Книга, целиком посвященная проблемам диагностики сбоев ядра
Подробная документация для утилиты crash

Читателей, которые не могут оставлять комментарии здесь, приглашаем к нам в блог.

Источник

Ядро Linux, как и другие программы может и выводит различные информационные сообщения и сообщения об ошибках. Все они выводятся в буфер сообщения ядра, так называемый kernel ring buffer. Основная причина существования этого буфера — надо сохранить сообщения, которые возникают во время загрузки системы пока сервис Syslog ещё не запущен и не может их собирать.
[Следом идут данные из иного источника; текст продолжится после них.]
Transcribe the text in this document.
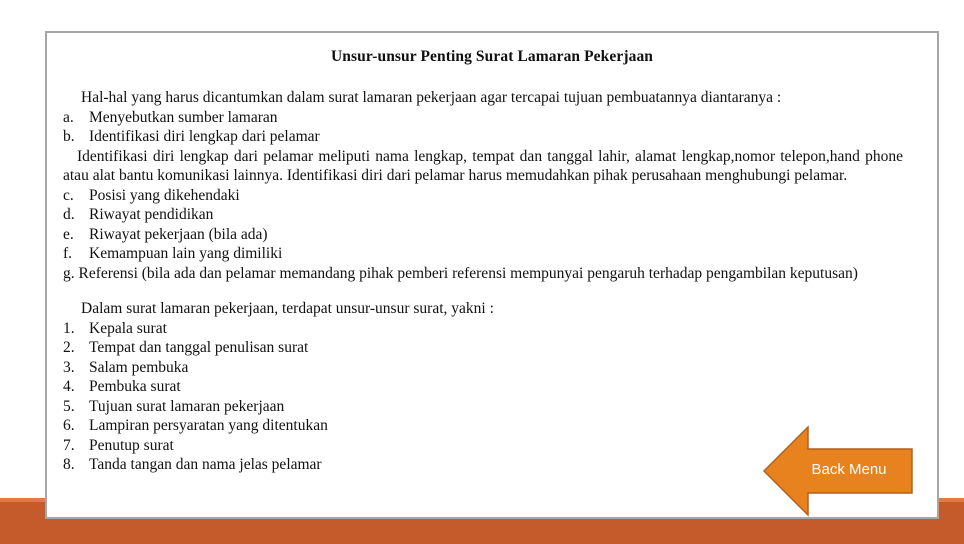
Unsur-unsur Penting Surat Lamaran Pekerjaan

Hal-hal yang harus dicantumkan dalam surat lamaran pekerjaan agar tercapai tujuan pembuatannya diantaranya :

a. Menyebutkan sumber lamaran
b. Identifikasi diri lengkap dari pelamar

Identifikasi diri lengkap dari pelamar meliputi nama lengkap, tempat dan tanggal lahir, alamat lengkap,nomor telepon,hand phone atau alat bantu komunikasi lainnya. Identifikasi diri dari pelamar harus memudahkan pihak perusahaan menghubungi pelamar.

c. Posisi yang dikehendaki
d. Riwayat pendidikan
e. Riwayat pekerjaan (bila ada)
f.	Kemampuan lain yang dimiliki

g. Referensi (bila ada dan pelamar memandang pihak pemberi referensi mempunyai pengaruh terhadap pengambilan keputusan)

Dalam surat lamaran pekerjaan, terdapat unsur-unsur surat, yakni :

1. Kepala surat
2. Tempat dan tanggal penulisan surat
3. Salam pembuka
4. Pembuka surat
5. Tujuan surat lamaran pekerjaan
6. Lampiran persyaratan yang ditentukan
7. Penutup surat
8. Tanda tangan dan nama jelas pelamar	Back Menu
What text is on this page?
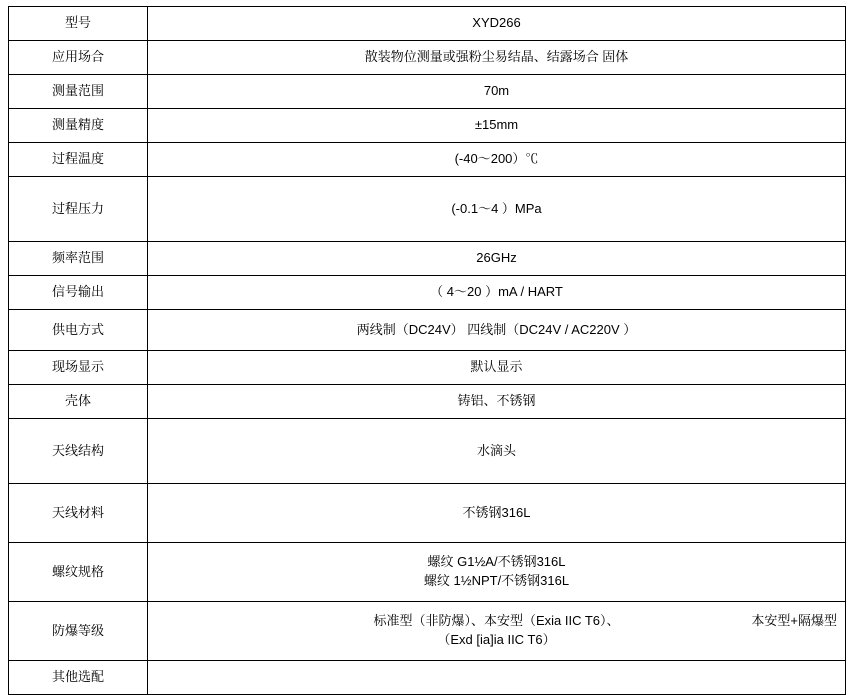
型号	XYD266
应用场合	散装物位测量或强粉尘易结晶、结露场合 固体
测量范围	70m
测量精度	±15mm
过程温度	(-40～200）℃
过程压力	(-0.1～4 ）MPa
频率范围	26GHz
信号输出	（ 4～20 ）mA / HART
供电方式	两线制（DC24V） 四线制（DC24V / AC220V ）
现场显示	默认显示
壳体	铸铝、不锈钢
天线结构	水滴头
天线材料	不锈钢316L
螺纹规格	螺纹 G1½A/不锈钢316L
螺纹 1½NPT/不锈钢316L

防爆等级	标准型（非防爆）、本安型（Exia IIC T6）、 本安型+隔爆型
（Exd [ia]ia IIC T6）

其他选配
Для получения сообщений из этого буфера можно просто прочитать файл /var/log/dmesg. Однако, более удобно это можно сделать с помощью команды dmesg. В этой статье мы рассмотрим как пользоваться dmesg. Разберемся с опциями утилиты, а также приведем примеры работы с ней.

Синтаксис команды dmesg очень простой. Надо набрать имя команды и если необходимо, то опции:

$ dmesg опции

Опции позволяют управлять выводом, добавлять или скрывать дополнительную информацию и делать просмотр сообщений более удобным. Вот они:

-C, —clear — очистить буфер сообщений ядра;
-c, —read-clear — вывести сообщения из буфера ядра, а затем очистить его;
-d, —show-delta — выводит время прошедшее между двумя сообщениями;
-f, —facility — выводить только сообщения от подсистем определенной категории;
-H, —human — включить вывод, удобный для человека;
-k, —kernel — отображать только сообщения ядра;
-L, —color — сделать вывод цветным, автоматически включается при использовании опции -H;
-l, —level — ограничить вывод указанным уровнем подробности;
-P, —nopager — выводить информацию обычным текстом, не добавлять постраничную навигацию;
-r, —raw — печатать сообщения как есть, не убирая служебные префиксы;
-S, —syslog — использовать Syslog для чтения сообщений от ядра, по умолчанию используется файл /dev/kmsg;
-T, —ctime — выводить время в удобном для человека формате;
-t, —notime — не выводить время поступления сообщения;
-u, —userspace — показывать только сообщения от программ из пространства пользователя;
-w, —follow — после вывода всех сообщений не завершать программу, а ждать новых;
-x, —decode — выводить категорию и уровень журналирования в удобном для чтения формате.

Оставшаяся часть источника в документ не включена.